異世界役職店へようこそ

泡濱ゆかり

第1話

 誠に残念ながら、ご希望に添いかねることになりましたのであしからずご了承下さいますようお願い申し上げます。

 貴殿の採用を見送らせていただくことになった為、ご通知申し上げます。


「ご希望に応えることができず、誠に申し訳ございません……」

 

 一枚増えた不採用通知をつまみ、溜息を吐く。

 高校を中退して3ヶ月、俺は就職難という大きな壁にぶつかっていた。学の無い自分でも出来そうな仕事を探しては、面接、面接、面接。そしてその度に積み重なる嬉しくない方の紙。

 選り好みをしているつもりは無かったが、これだけ落ちるのであればもう少し考えなくては。不景気の影響もあるかもしれないが、まずは自分の受け答えの仕方やマナーも見直そう。


 しかし、今日はもう疲れた。使い切った履歴書は明日買う事にして、休むことにしよう。俺はベッドに寝転がって布団に入ると、スマホでインターネットの掲示板を覗き始めた。


【旦那の変な癖にそろそろ切れそう】

【会社の上司に理不尽な怒られ方したから仕返ししたい】

【ちょっと異世界行ってくるわ】

【俺にストーカーが出来た話聞く?】


「ん?」


 多くの題名が並ぶ中、異世界に行ってくるという掲示板が目を引く。行きたいという話は良く挙がっていたが、本当に行こうとしている人間は余り見ない。居たとしても釣りだと丸分かりなので、人気のある話題では無いのだ。


 だが今日の俺はもう頭が働かない。興味があるものは片端から開く。正直下にあったストーカーの方が気になるので、このスレを少し見たらそちらを読むことにしよう。


【ネットにあった異世界に行く方法を試してみる】

【やり方は簡単。小さい紙にドッペルゲンガーって書いて、手のひらで挟む。そこから指を組んで流れ星みたいに3回「異世界に行きたい」って祈るんだ。】

【そして味は何でも良いからハーブティーを用意して紙を6秒間浸し、取り出してハーブティーを飲み干す。その後立ったまま9秒間目を瞑ると、この世界と異世界の間にある店に辿り着くらしい。そこの店主が異世界に連れて行ってくれるんだ】


 何とも胡散臭い話だ。情報元もあやふやだし、掲示板の中にも本気で信じている者は居ないようだった。

 だが俺は、こういったおまじないの類は信じていなくても実行してみたい質だ。このくらいならお手軽に出来るし、どんな形でも良いから兎に角息抜きしたかった。

確かティーパックがあったと湯を沸かす。

 ドッペルゲンガーと書いてお祈りし、ティーパックも紙も浸し終わったハーブティーを火傷しないよう慎重に飲み干した。9秒間目を閉じる。

 別に異世界に行きたい訳じゃない。でも、現実から逃げたくはあるのかもしれない。

 親に見放され、、励まし合える友達も、慈しみ合える恋人もいないこの場所が、俺にはどうしても息苦しかった。


 9秒が過ぎた。
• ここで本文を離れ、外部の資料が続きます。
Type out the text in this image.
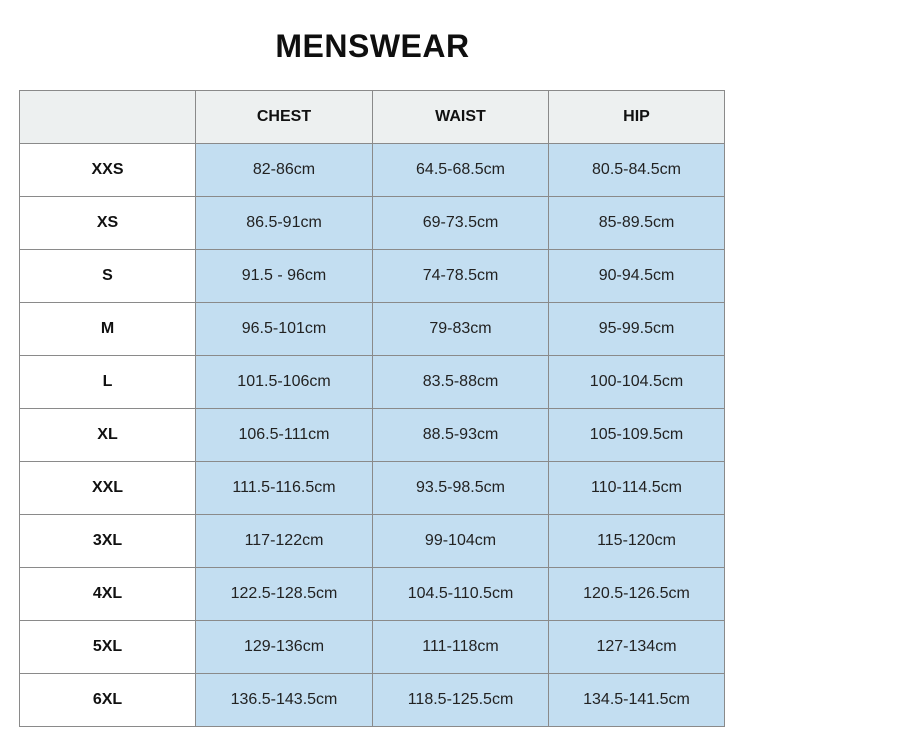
MENSWEAR
	CHEST	WAIST	HIP
XXS	82-86cm	64.5-68.5cm	80.5-84.5cm
XS	86.5-91cm	69-73.5cm	85-89.5cm
S	91.5 - 96cm	74-78.5cm	90-94.5cm
M	96.5-101cm	79-83cm	95-99.5cm
L	101.5-106cm	83.5-88cm	100-104.5cm
XL	106.5-111cm	88.5-93cm	105-109.5cm
XXL	111.5-116.5cm	93.5-98.5cm	110-114.5cm
3XL	117-122cm	99-104cm	115-120cm
4XL	122.5-128.5cm	104.5-110.5cm	120.5-126.5cm
5XL	129-136cm	111-118cm	127-134cm
6XL	136.5-143.5cm	118.5-125.5cm	134.5-141.5cm
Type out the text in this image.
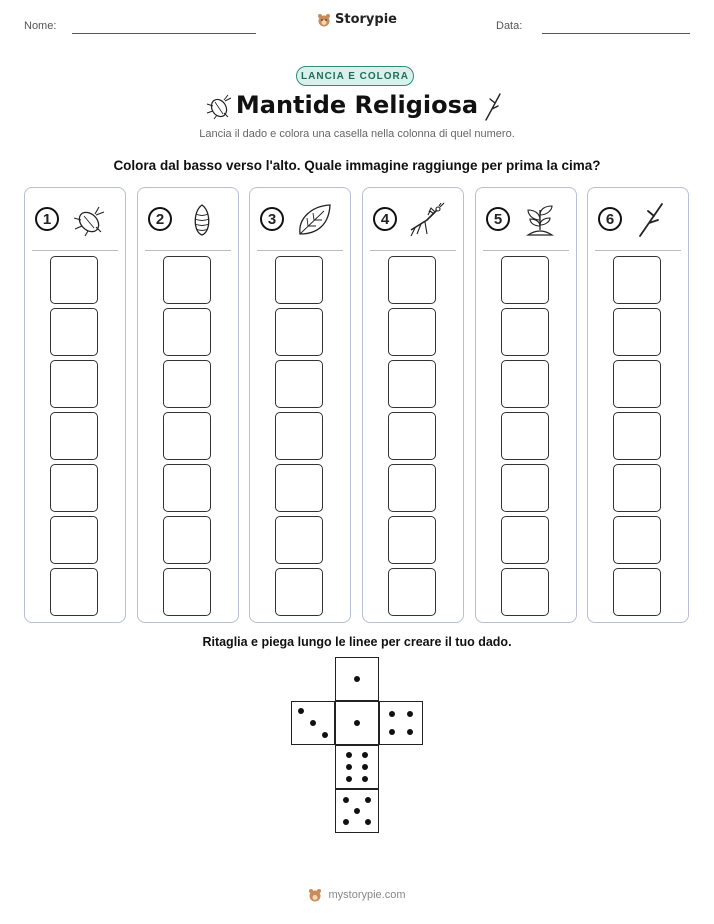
Nome:	Storypie	Data:
LANCIA E COLORA
Mantide Religiosa
Lancia il dado e colora una casella nella colonna di quel numero.
Colora dal basso verso l'alto. Quale immagine raggiunge per prima la cima?
1	2	3	4	5	6
Ritaglia e piega lungo le linee per creare il tuo dado.
mystorypie.com
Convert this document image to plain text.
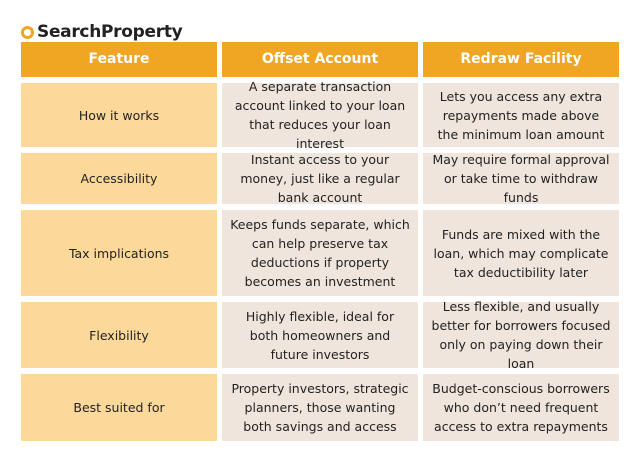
SearchProperty
Feature	Offset Account	Redraw Facility
How it works
A separate transaction account linked to your loan that reduces your loan interest
Lets you access any extra repayments made above the minimum loan amount
Accessibility
Instant access to your money, just like a regular bank account
May require formal approval or take time to withdraw funds
Tax implications
Keeps funds separate, which can help preserve tax deductions if property becomes an investment
Funds are mixed with the loan, which may complicate tax deductibility later
Flexibility
Highly flexible, ideal for both homeowners and future investors
Less flexible, and usually better for borrowers focused only on paying down their loan
Best suited for
Property investors, strategic planners, those wanting both savings and access
Budget-conscious borrowers who don’t need frequent access to extra repayments
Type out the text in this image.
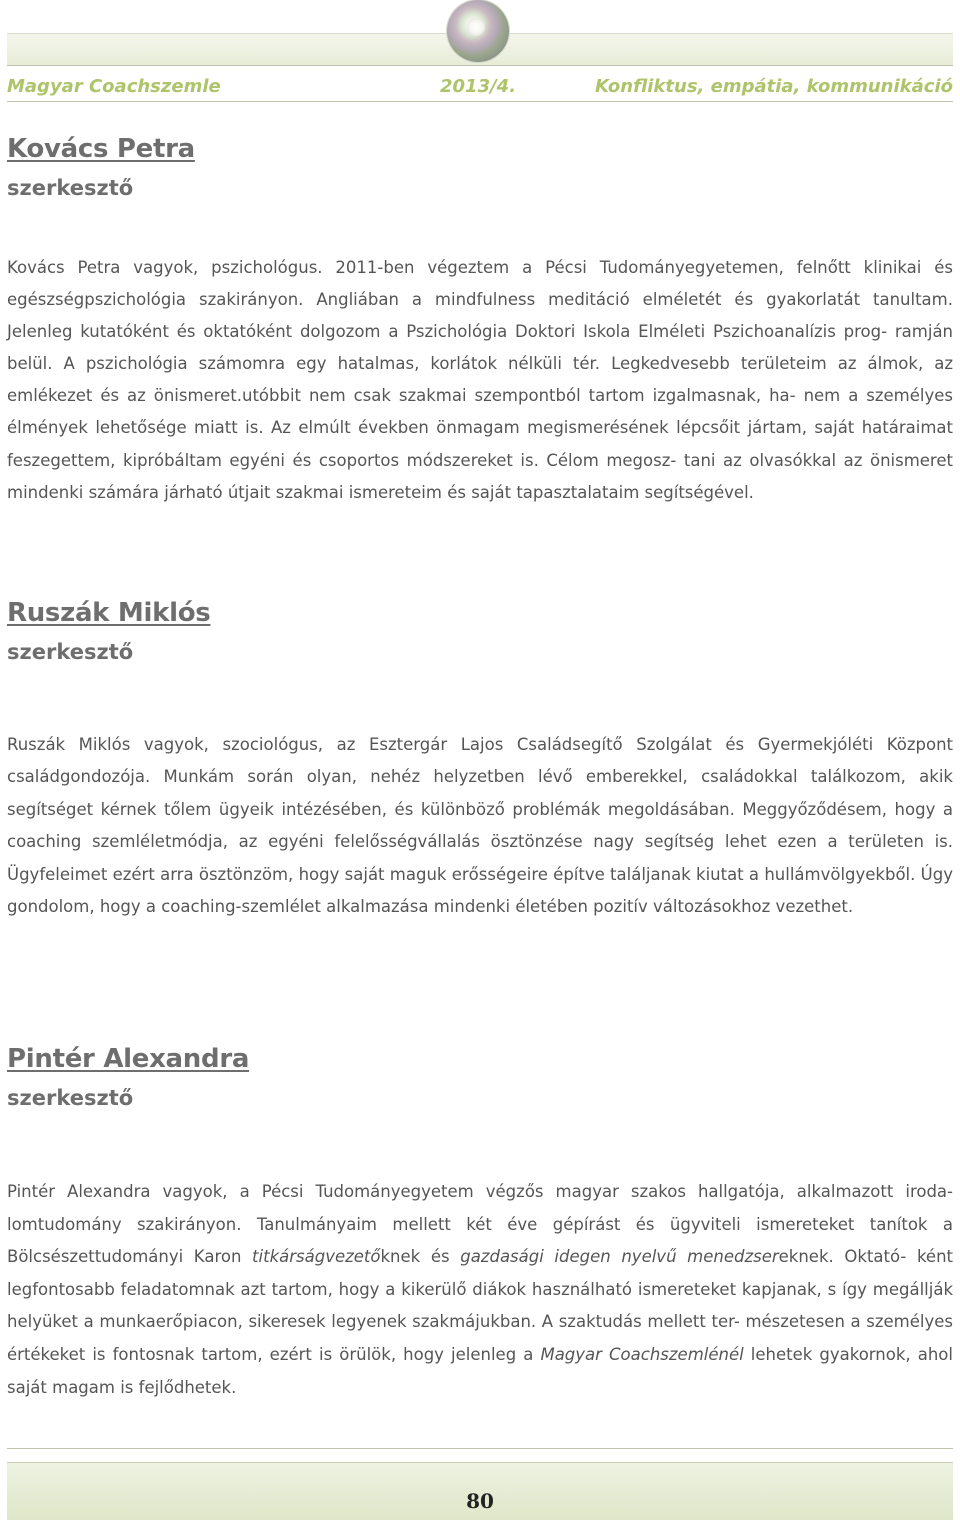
Magyar Coachszemle	2013/4.	Konfliktus, empátia, kommunikáció
Kovács Petra
szerkesztő

Kovács Petra vagyok, pszichológus. 2011-ben végeztem a Pécsi Tudományegyetemen, felnőtt klinikai és egészségpszichológia szakirányon. Angliában a mindfulness meditáció elméletét és gyakorlatát tanultam. Jelenleg kutatóként és oktatóként dolgozom a Pszichológia Doktori Iskola Elméleti Pszichoanalízis prog- ramján belül. A pszichológia számomra egy hatalmas, korlátok nélküli tér. Legkedvesebb területeim az álmok, az emlékezet és az önismeret.utóbbit nem csak szakmai szempontból tartom izgalmasnak, ha- nem a személyes élmények lehetősége miatt is. Az elmúlt években önmagam megismerésének lépcsőit jártam, saját határaimat feszegettem, kipróbáltam egyéni és csoportos módszereket is. Célom megosz- tani az olvasókkal az önismeret mindenki számára járható útjait szakmai ismereteim és saját tapasztalataim segítségével.

Ruszák Miklós
szerkesztő

Ruszák Miklós vagyok, szociológus, az Esztergár Lajos Családsegítő Szolgálat és Gyermekjóléti Központ családgondozója. Munkám során olyan, nehéz helyzetben lévő emberekkel, családokkal találkozom, akik segítséget kérnek tőlem ügyeik intézésében, és különböző problémák megoldásában. Meggyőződésem, hogy a coaching szemléletmódja, az egyéni felelősségvállalás ösztönzése nagy segítség lehet ezen a területen is. Ügyfeleimet ezért arra ösztönzöm, hogy saját maguk erősségeire építve találjanak kiutat a hullámvölgyekből. Úgy gondolom, hogy a coaching-szemlélet alkalmazása mindenki életében pozitív változásokhoz vezethet.

Pintér Alexandra
szerkesztő

Pintér Alexandra vagyok, a Pécsi Tudományegyetem végzős magyar szakos hallgatója, alkalmazott iroda- lomtudomány szakirányon. Tanulmányaim mellett két éve gépírást és ügyviteli ismereteket tanítok a Bölcsészettudományi Karon titkárságvezetőknek és gazdasági idegen nyelvű menedzsereknek. Oktató- ként legfontosabb feladatomnak azt tartom, hogy a kikerülő diákok használható ismereteket kapjanak, s így megállják helyüket a munkaerőpiacon, sikeresek legyenek szakmájukban. A szaktudás mellett ter- mészetesen a személyes értékeket is fontosnak tartom, ezért is örülök, hogy jelenleg a Magyar Coachszemlénél lehetek gyakornok, ahol saját magam is fejlődhetek.

80
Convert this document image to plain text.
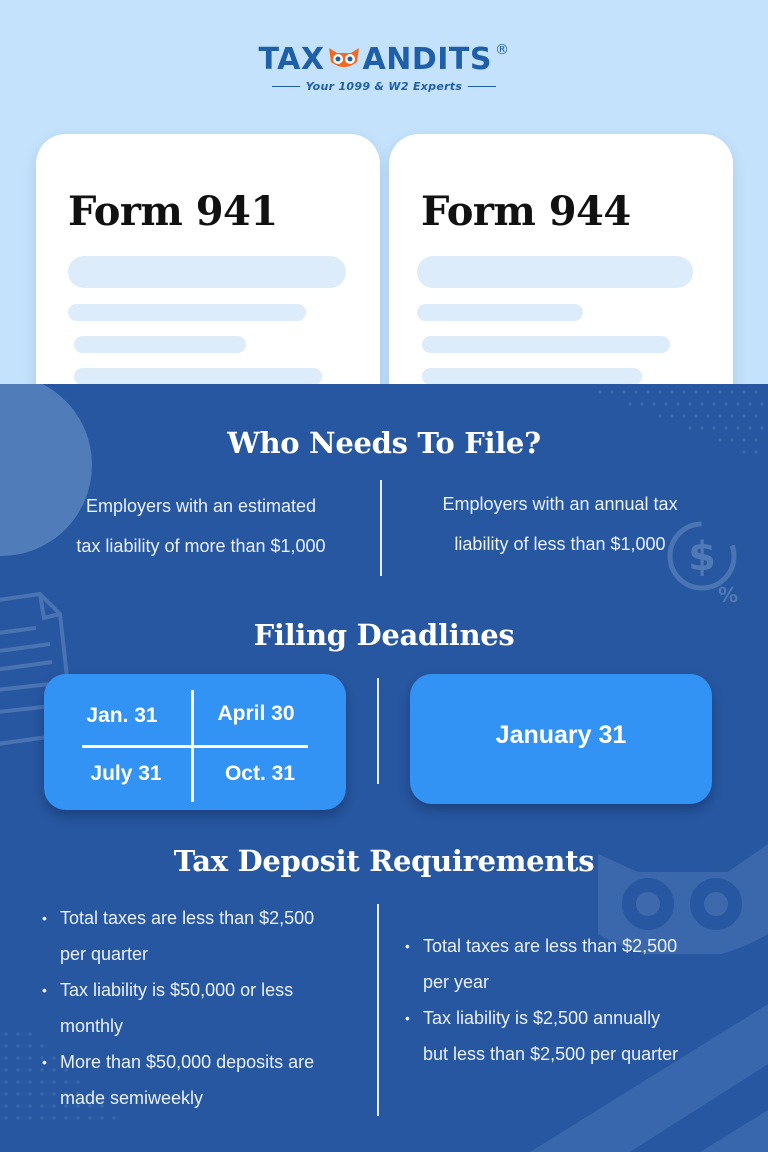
TAX ANDITS®
Your 1099 & W2 Experts
Form 941	Form 944
$
%
Who Needs To File?
Employers with an estimated
tax liability of more than $1,000
Employers with an annual tax
liability of less than $1,000
Filing Deadlines
Jan. 31	April 30
July 31	Oct. 31
January 31
Tax Deposit Requirements
• Total taxes are less than $2,500
per quarter
• Tax liability is $50,000 or less
monthly
• More than $50,000 deposits are
made semiweekly
• Total taxes are less than $2,500
per year
• Tax liability is $2,500 annually
but less than $2,500 per quarter
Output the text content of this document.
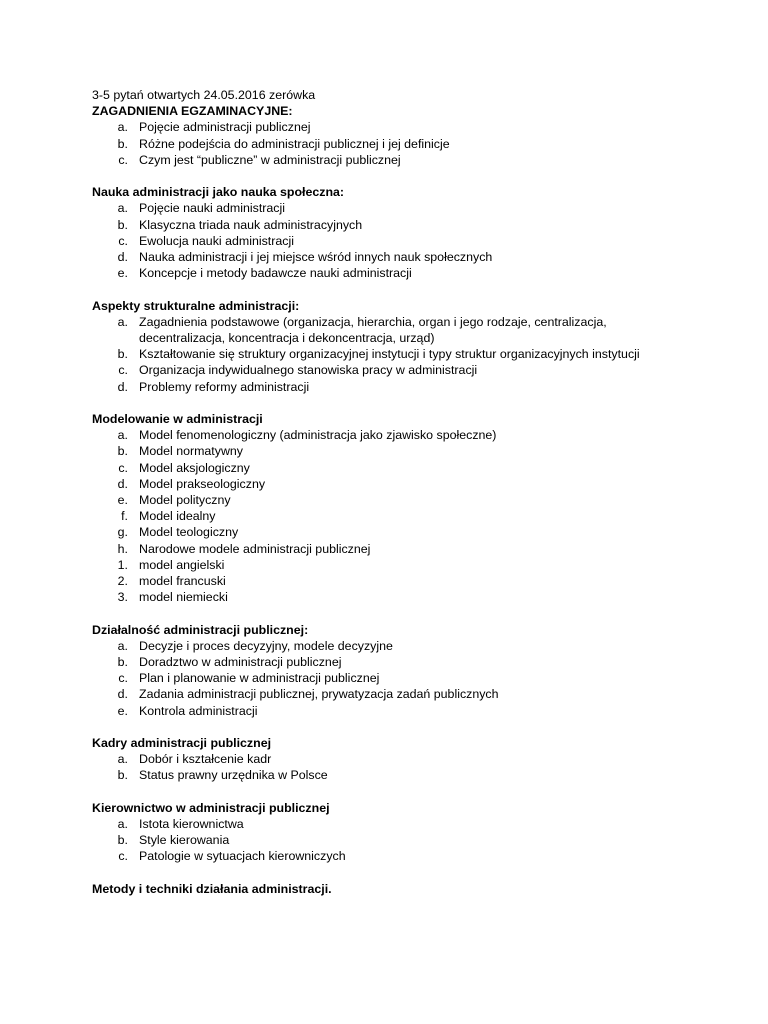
3-5 pytań otwartych 24.05.2016 zerówka
ZAGADNIENIA EGZAMINACYJNE:
a. Pojęcie administracji publicznej
b. Różne podejścia do administracji publicznej i jej definicje
c. Czym jest “publiczne” w administracji publicznej
Nauka administracji jako nauka społeczna:
a. Pojęcie nauki administracji
b. Klasyczna triada nauk administracyjnych
c. Ewolucja nauki administracji
d. Nauka administracji i jej miejsce wśród innych nauk społecznych
e. Koncepcje i metody badawcze nauki administracji
Aspekty strukturalne administracji:
a. Zagadnienia podstawowe (organizacja, hierarchia, organ i jego rodzaje, centralizacja,
decentralizacja, koncentracja i dekoncentracja, urząd)
b. Kształtowanie się struktury organizacyjnej instytucji i typy struktur organizacyjnych instytucji
c. Organizacja indywidualnego stanowiska pracy w administracji
d. Problemy reformy administracji
Modelowanie w administracji
a. Model fenomenologiczny (administracja jako zjawisko społeczne)
b. Model normatywny
c. Model aksjologiczny
d. Model prakseologiczny
e. Model polityczny
f. Model idealny
g. Model teologiczny
h. Narodowe modele administracji publicznej
1. model angielski
2. model francuski
3. model niemiecki
Działalność administracji publicznej:
a. Decyzje i proces decyzyjny, modele decyzyjne
b. Doradztwo w administracji publicznej
c. Plan i planowanie w administracji publicznej
d. Zadania administracji publicznej, prywatyzacja zadań publicznych
e. Kontrola administracji
Kadry administracji publicznej
a. Dobór i kształcenie kadr
b. Status prawny urzędnika w Polsce
Kierownictwo w administracji publicznej
a. Istota kierownictwa
b. Style kierowania
c. Patologie w sytuacjach kierowniczych
Metody i techniki działania administracji.
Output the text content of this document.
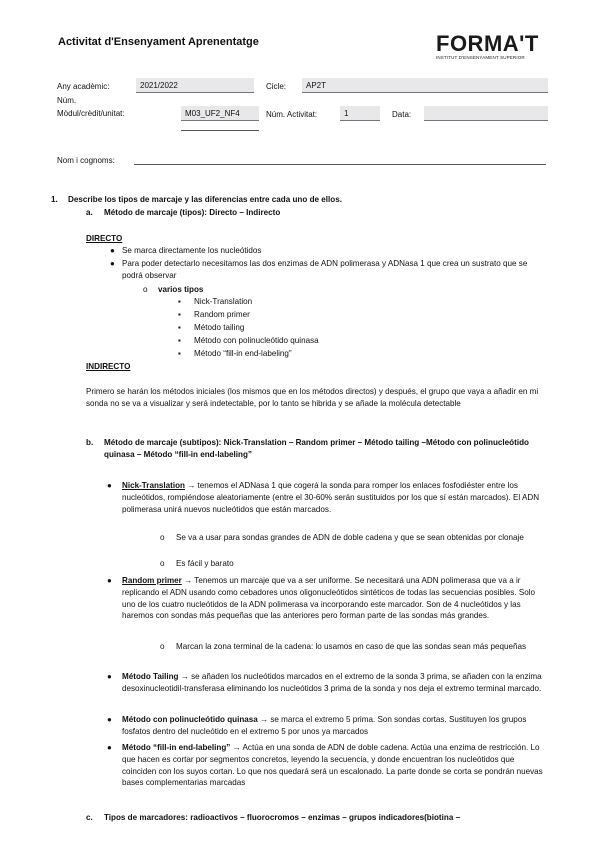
Activitat d'Ensenyament Aprenentatge	FORMA'T
INSTITUT D'ENSENYAMENT SUPERIOR
Any acadèmic:	2021/2022	Cicle:	AP2T
Núm.
Mòdul/crèdit/unitat:	M03_UF2_NF4	Núm. Activitat:	1	Data:
Nom i cognoms:
1. Describe los tipos de marcaje y las diferencias entre cada uno de ellos.
a. Método de marcaje (tipos): Directo – Indirecto
DIRECTO
● Se marca directamente los nucleótidos
● Para poder detectarlo necesitamos las dos enzimas de ADN polimerasa y ADNasa 1 que crea un sustrato que se podrá observar
o varios tipos
▪ Nick-Translation
▪ Random primer
▪ Método tailing
▪ Método con polinucleótido quinasa
▪ Método “fill-in end-labeling”
INDIRECTO
Primero se harán los métodos iniciales (los mismos que en los métodos directos) y después, el grupo que vaya a añadir en mi sonda no se va a visualizar y será indetectable, por lo tanto se hibrida y se añade la molécula detectable
b. Método de marcaje (subtipos): Nick-Translation – Random primer – Método tailing –Método con polinucleótido quinasa – Método “fill-in end-labeling”
● Nick-Translation → tenemos el ADNasa 1 que cogerá la sonda para romper los enlaces fosfodiéster entre los nucleótidos, rompiéndose aleatoriamente (entre el 30-60% serán sustituidos por los que sí están marcados). El ADN polimerasa unirá nuevos nucleótidos que están marcados.
o Se va a usar para sondas grandes de ADN de doble cadena y que se sean obtenidas por clonaje
o Es fácil y barato
● Random primer → Tenemos un marcaje que va a ser uniforme. Se necesitará una ADN polimerasa que va a ir replicando el ADN usando como cebadores unos oligonucleótidos sintéticos de todas las secuencias posibles. Solo uno de los cuatro nucleótidos de la ADN polimerasa va incorporando este marcador. Son de 4 nucleótidos y las haremos con sondas más pequeñas que las anteriores pero forman parte de las sondas más grandes.
o Marcan la zona terminal de la cadena: lo usamos en caso de que las sondas sean más pequeñas
● Método Tailing → se añaden los nucleótidos marcados en el extremo de la sonda 3 prima, se añaden con la enzima desoxinucleotidil-transferasa eliminando los nucleótidos 3 prima de la sonda y nos deja el extremo terminal marcado.
● Método con polinucleótido quinasa → se marca el extremo 5 prima. Son sondas cortas. Sustituyen los grupos fosfatos dentro del nucleótido en el extremo 5 por unos ya marcados
● Método “fill-in end-labeling” → Actúa en una sonda de ADN de doble cadena. Actúa una enzima de restricción. Lo que hacen es cortar por segmentos concretos, leyendo la secuencia, y donde encuentran los nucleótidos que coinciden con los suyos cortan. Lo que nos quedará será un escalonado. La parte donde se corta se pondrán nuevas bases complementarias marcadas
c. Tipos de marcadores: radioactivos – fluorocromos – enzimas – grupos indicadores(biotina –
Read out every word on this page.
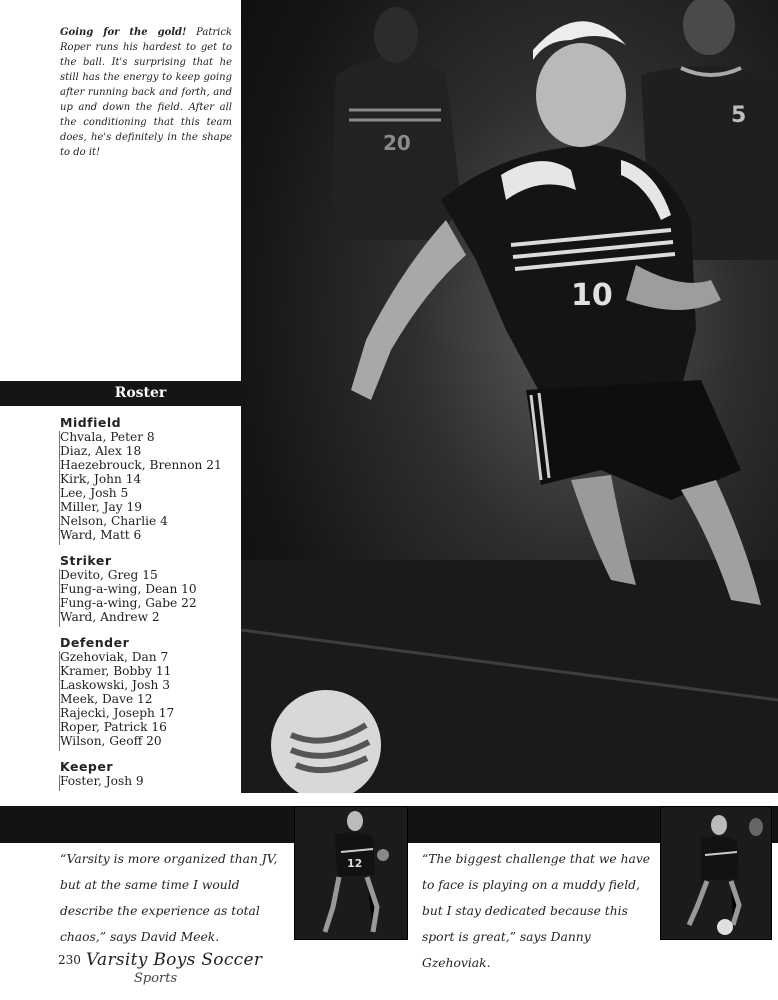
20
5
10
Going for the gold! Patrick Roper runs his hardest to get to the ball. It's surprising that he still has the energy to keep going after running back and forth, and up and down the field. After all the conditioning that this team does, he's definitely in the shape to do it!
Roster
Midfield
Chvala, Peter 8
Diaz, Alex 18
Haezebrouck, Brennon 21
Kirk, John 14
Lee, Josh 5
Miller, Jay 19
Nelson, Charlie 4
Ward, Matt 6
Striker
Devito, Greg 15
Fung-a-wing, Dean 10
Fung-a-wing, Gabe 22
Ward, Andrew 2
Defender
Gzehoviak, Dan 7
Kramer, Bobby 11
Laskowski, Josh 3
Meek, Dave 12
Rajecki, Joseph 17
Roper, Patrick 16
Wilson, Geoff 20
Keeper
Foster, Josh 9
12
“Varsity is more organized than JV, but at the same time I would describe the experience as total chaos,” says David Meek.
“The biggest challenge that we have to face is playing on a muddy field, but I stay dedicated because this sport is great,” says Danny Gzehoviak.
230 Varsity Boys Soccer
Sports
ゆるゆると瞼を上げる。


「……え」


 気が付けば、俺は自分の部屋に居なかった。

 知らない場所、もっと言えば、知らない屋内だった。

 木で出来た壁や天井に、オレンジと黄色が混じった様な光を放つ卵型のライトが其処彼処に取り付けられている。

 正面手前にはテーブルが2卓。それぞれに椅子が3脚ずつ収まっており、奥には受付の様なカウンターがあった。

 しかし1番に目を引くのは、両脇にある巨大な本棚と、そこに面陳で並ぶ本達だ。   現代ではあまり見ないデザイン、そうだ、ゲームや漫画に出てくる魔法書に似ている。

 部屋の端には幾つかドライフラワーも飾ってあって、全体的に温かみのある空間だった。

 マジマジと周りを見つめていると、カウンター奥の部屋から声が掛かる。


「あれ、お客さんでしたか。すいません、奥で作業をしていたものだから、気づかなくて〜」


 声変わりしきっていないアルトボイス。

 中から出てきたのは、薄黄緑の髪を持った少年だった。